What was that speech act again?


Yet another installment in the series where I observe grammar letting people talk about what they’re talking about.

Last week (or so) on a show on the Food Network about how people make it in the food industry/service world, a coffeeshop owner was being interviewed on how he got his business started. He said, paraphrasing,

I didn’t originally want a coffee shop. What I really wanted was to have a place that sold really nice, gourmet sandwiches and salads that by the way had great coffee.

I can’t recall exactly the prosody on the by the way, but it didn’t have so-called “comma intonation” - that is, it wasn’t marked off from the rest of the sentence with a pause and a compression of frequency. There might have been some prosodic setting-off, including some extra umph on the “way.” In any case, even though the guy is not quoting any particular person, directly or indirectly, he inserts a discourse marker like “by the way” to evoke the idea that this was how people would be talking about his store. Or, perhaps he’s done yet another leap and quasi-un-grammaticalized the marker “by the way” to mean ‘as a minor/side point.’ (I don’t know what to call the change of discourse marker > semantic-ful adverbial)

Next, consider again.

And who did Barack run against again? That’s right, a total nutcase.

A more familiar example might be What was your name again? or Where are we going again? In the most basic sense, you’re adding “again” to mark ‘I’m asking you this again.’ I view it as a sort of politeness marker: intuitively, you’re acknowledging the fact that you didn’t get/understand/hear the answer the first time; or another view is (though I generally dislike using Brown/Levinson terminology) that it is form of “negative politeness” that mitigates the (negative-)face-threatening act of asking a question twice (come on, isn’t that obvious? no, actually, I’m not sure if B and L’s framework could, or would want to, handle something like again).

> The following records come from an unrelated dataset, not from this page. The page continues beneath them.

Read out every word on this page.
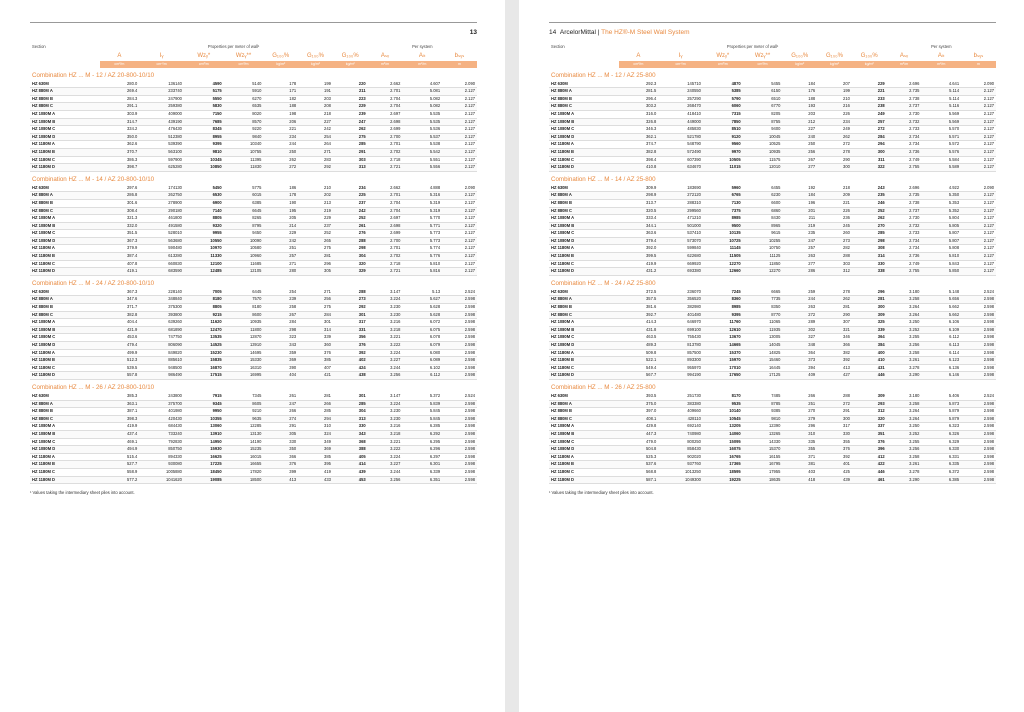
13
Section	Properties per meter of wall¹							Per system		
	A	Iᵧ	Wᴢᵧ*	Wᴢᵧ**	G₁₀₀%	G₁₀₀%	G₁₀₀%	Aₛᵥ	Aₗₜ	bₛᵧₛ
	cm²/m	cm⁴/m	cm³/m	cm³/m	kg/m²	kg/m²	kg/m²	m²/m	m²/m	m
Combination HZ ... M - 12 / AZ 20-800-10/10										
HZ 630M	280.0	136140	4590	5140	178	199	220	2.662	4.607	2.090
HZ 880M A	269.4	233740	5175	5910	171	191	211	2.701	5.081	2.127
HZ 880M B	284.3	247900	5550	6270	182	203	223	2.704	5.082	2.127
HZ 880M C	291.1	259380	5830	6535	188	208	229	2.704	5.082	2.127
HZ 1080M A	303.9	409000	7150	8020	198	218	239	2.697	5.535	2.127
HZ 1080M B	314.7	439190	7685	8570	206	227	247	2.698	5.535	2.127
HZ 1080M C	334.2	476430	8345	9220	221	242	262	2.699	5.536	2.127
HZ 1080M D	350.0	512380	8955	9840	234	254	275	2.700	5.537	2.127
HZ 1180M A	362.6	539390	9395	10340	244	264	285	2.701	5.538	2.127
HZ 1180M B	370.7	563100	9810	10755	250	271	291	2.702	5.542	2.127
HZ 1180M C	386.3	597900	10345	11395	262	283	303	2.718	5.551	2.127
HZ 1180M D	398.7	625280	10850	11830	272	292	313	2.721	5.556	2.127
Combination HZ ... M - 14 / AZ 20-800-10/10										
HZ 630M	297.6	174130	5450	5775	186	210	234	2.662	4.888	2.090
HZ 880M A	286.8	262750	6530	6015	178	202	225	2.701	5.316	2.127
HZ 880M B	301.6	278900	6900	6385	190	213	237	2.704	5.319	2.127
HZ 880M C	308.4	290180	7140	6645	195	219	242	2.704	5.319	2.127
HZ 1080M A	321.3	461800	8805	8265	205	229	252	2.697	5.770	2.127
HZ 1080M B	332.0	491580	9320	8795	214	237	261	2.698	5.771	2.127
HZ 1080M C	351.5	528010	9955	9450	229	252	276	2.699	5.773	2.127
HZ 1080M D	367.3	563680	10550	10090	242	265	288	2.700	5.773	2.127
HZ 1180M A	379.9	590480	10970	10580	251	275	298	2.701	5.774	2.127
HZ 1180M B	387.4	613280	11330	10960	257	281	304	2.702	5.776	2.127
HZ 1180M C	407.8	660830	12100	11685	271	296	320	2.718	5.810	2.127
HZ 1180M D	419.1	683590	12485	12105	280	305	329	2.721	5.816	2.127
Combination HZ ... M - 24 / AZ 20-800-10/10										
HZ 630M	367.3	228140	7005	6445	254	271	288	3.147	5.13	2.524
HZ 880M A	347.6	348840	8180	7570	239	256	273	3.224	5.627	2.598
HZ 880M B	371.7	375300	8805	8180	258	275	292	3.230	5.628	2.598
HZ 880M C	382.8	393800	9215	8600	267	284	301	3.230	5.628	2.598
HZ 1080M A	404.4	639260	11620	10935	284	301	317	3.216	6.072	2.598
HZ 1080M B	421.9	681890	12470	11800	298	314	331	3.218	6.075	2.598
HZ 1080M C	453.6	747750	13535	12870	323	339	356	3.221	6.078	2.598
HZ 1080M D	479.4	806090	14525	13910	343	360	376	3.222	6.079	2.598
HZ 1180M A	499.9	849820	15230	14695	359	376	392	3.224	6.080	2.598
HZ 1180M B	512.3	885610	15835	15330	369	385	402	3.227	6.089	2.598
HZ 1180M C	539.5	948500	16870	16310	390	407	424	3.244	6.102	2.598
HZ 1180M D	557.8	986490	17515	16995	404	421	438	3.256	6.112	2.598
Combination HZ ... M - 26 / AZ 20-800-10/10										
HZ 630M	385.3	243800	7915	7345	261	281	301	3.147	5.372	2.524
HZ 880M A	363.1	375700	9345	8605	247	266	285	3.224	5.839	2.598
HZ 880M B	387.1	401980	9950	9210	266	285	304	3.230	5.845	2.598
HZ 880M C	398.3	420430	10355	9635	274	294	313	3.230	5.845	2.598
HZ 1080M A	419.9	684430	13060	12285	291	310	330	3.216	6.285	2.598
HZ 1080M B	437.4	733240	13910	13130	305	324	343	3.218	6.292	2.598
HZ 1080M C	469.1	792830	14950	14190	330	349	368	3.221	6.295	2.598
HZ 1080M D	494.9	850750	15930	15235	350	369	388	3.222	6.296	2.598
HZ 1180M A	515.4	894330	16625	16015	366	385	405	3.224	6.297	2.598
HZ 1180M B	527.7	930080	17225	16655	376	395	414	3.227	6.301	2.598
HZ 1180M C	558.9	1005880	18450	17820	399	419	439	3.244	6.339	2.598
HZ 1180M D	577.2	1041620	19085	18500	413	433	453	3.256	6.351	2.598
¹ Values taking the intermediary sheet piles into account.
14 ArcelorMittal | The HZ®-M Steel Wall System
Section	Properties per meter of wall¹							Per system		
	A	Iᵧ	Wᴢᵧ*	Wᴢᵧ**	G₁₀₀%	G₁₀₀%	G₁₀₀%	Aₛᵥ	Aₗₜ	bₛᵧₛ
	cm²/m	cm⁴/m	cm³/m	cm³/m	kg/m²	kg/m²	kg/m²	m²/m	m²/m	m
Combination HZ ... M - 12 / AZ 25-800										
HZ 630M	292.3	145710	4870	5455	184	207	229	2.696	4.641	2.090
HZ 880M A	281.5	240550	5385	6150	176	199	221	2.735	5.114	2.127
HZ 880M B	296.4	257290	5790	6510	188	210	233	2.738	5.114	2.127
HZ 880M C	303.2	268470	6060	6770	193	216	238	2.737	5.116	2.127
HZ 1080M A	316.0	418410	7315	8205	203	226	249	2.730	5.569	2.127
HZ 1080M B	326.8	449000	7850	8755	212	234	257	2.732	5.569	2.127
HZ 1080M C	346.3	485830	8510	9400	227	249	272	2.733	5.570	2.127
HZ 1080M D	362.1	521780	9120	10045	240	262	284	2.734	5.571	2.127
HZ 1180M A	374.7	548790	9560	10525	250	272	294	2.734	5.572	2.127
HZ 1180M B	382.8	572490	9970	10935	256	278	300	2.736	5.576	2.127
HZ 1180M C	398.4	607390	10505	11575	267	290	311	2.749	5.584	2.127
HZ 1180M D	410.8	634670	11015	12010	277	300	322	2.755	5.589	2.127
Combination HZ ... M - 14 / AZ 25-800										
HZ 630M	309.9	183690	5960	6455	192	218	243	2.696	4.922	2.090
HZ 880M A	298.9	272120	6765	6230	184	209	235	2.735	5.350	2.127
HZ 880M B	313.7	288310	7130	6600	196	221	246	2.738	5.353	2.127
HZ 880M C	320.5	299560	7375	6860	201	226	252	2.737	5.352	2.127
HZ 1080M A	333.4	471210	8985	8430	211	236	262	2.730	5.804	2.127
HZ 1080M B	344.1	501000	9500	8965	219	245	270	2.732	5.805	2.127
HZ 1080M C	363.6	537410	10135	9615	235	260	285	2.733	5.807	2.127
HZ 1080M D	379.4	573070	10725	10255	247	273	298	2.734	5.807	2.127
HZ 1180M A	392.0	599840	11145	10750	257	282	308	2.734	5.808	2.127
HZ 1180M B	399.5	622680	11505	11125	263	288	314	2.736	5.810	2.127
HZ 1180M C	419.9	669920	12270	11850	277	303	330	2.749	5.843	2.127
HZ 1180M D	431.2	693380	12660	12270	286	312	338	2.755	5.850	2.127
Combination HZ ... M - 24 / AZ 25-800										
HZ 630M	372.5	236070	7245	6665	259	278	296	3.180	5.148	2.524
HZ 880M A	357.5	356520	8360	7735	244	262	281	3.258	5.656	2.598
HZ 880M B	381.6	382980	8985	8350	263	281	300	3.264	5.662	2.598
HZ 880M C	392.7	401480	9395	8770	272	290	309	3.264	5.662	2.598
HZ 1080M A	414.3	646970	11760	11065	289	307	325	3.250	6.106	2.598
HZ 1080M B	431.8	699100	12610	11935	302	321	339	3.252	6.109	2.598
HZ 1080M C	463.5	755430	13670	13005	327	346	364	3.255	6.112	2.598
HZ 1080M D	489.3	813780	14665	14045	348	366	384	3.256	6.113	2.598
HZ 1180M A	509.8	857500	15370	14825	364	382	400	3.258	6.114	2.598
HZ 1180M B	522.1	893300	15970	15460	373	392	410	3.261	6.123	2.598
HZ 1180M C	549.4	955970	17010	16445	394	413	431	3.278	6.136	2.598
HZ 1180M D	567.7	994190	17650	17125	409	427	446	3.290	6.146	2.598
Combination HZ ... M - 26 / AZ 25-800										
HZ 630M	393.5	251730	8170	7485	266	288	309	3.180	5.406	2.524
HZ 880M A	375.0	383380	9535	8785	251	272	293	3.258	5.873	2.598
HZ 880M B	397.0	409660	10140	9385	270	291	312	3.264	5.879	2.598
HZ 880M C	408.1	428110	10545	9810	279	300	320	3.264	5.879	2.598
HZ 1080M A	429.8	692140	13205	12390	296	317	337	3.250	6.323	2.598
HZ 1080M B	447.3	740980	14060	13265	310	330	351	3.252	6.326	2.598
HZ 1080M C	479.0	800250	15095	14330	335	355	376	3.255	6.329	2.598
HZ 1080M D	504.8	858430	16075	15370	355	376	396	3.256	6.330	2.598
HZ 1180M A	525.3	902020	16765	16155	371	392	412	3.258	6.331	2.598
HZ 1180M B	537.6	937760	17365	16795	381	401	422	3.261	6.335	2.598
HZ 1180M C	568.8	1013250	18595	17955	403	425	446	3.278	6.372	2.598
HZ 1180M D	587.1	1049300	19225	18635	418	439	461	3.290	6.385	2.598
¹ Values taking the intermediary sheet piles into account.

Interesting things to note: (1) you didn’t really have to have asked the question before. Politeness is achieved by evoking the idea that one has, or should have, asked the question before. This is similar to What was your name?, said to someone sitting next to you on an airplane and with whom you’ve been having an extended chat. The past tense “was” references that time when you should have properly introduced yourselves. (2) You can’t, as I discovered with much hilarity, use yet again as a super-politeness marker for when you’ve asked the question twice before (or even more funnily, when you’ve asked it twice before and the second time you used “again” as a politeness marker — though wouldn’t it be amazing if English did that?). (3) Also note that this is conventionally not associated with polarity questions: ??Are you going to buy the tickets for both of us, again? I suppose it would work, though a rather different prosody is necessary, I think. (4) And it can’t go sentence-initially; or, if it does, it is rather adversarial: Again, who were you with on that night? It can, however, also go after the wh-word, but not anywhere else in the middle of the sentence. (5) And it doesn’t work with embedded questions (I think) and declarations (except with the adversarial meaning).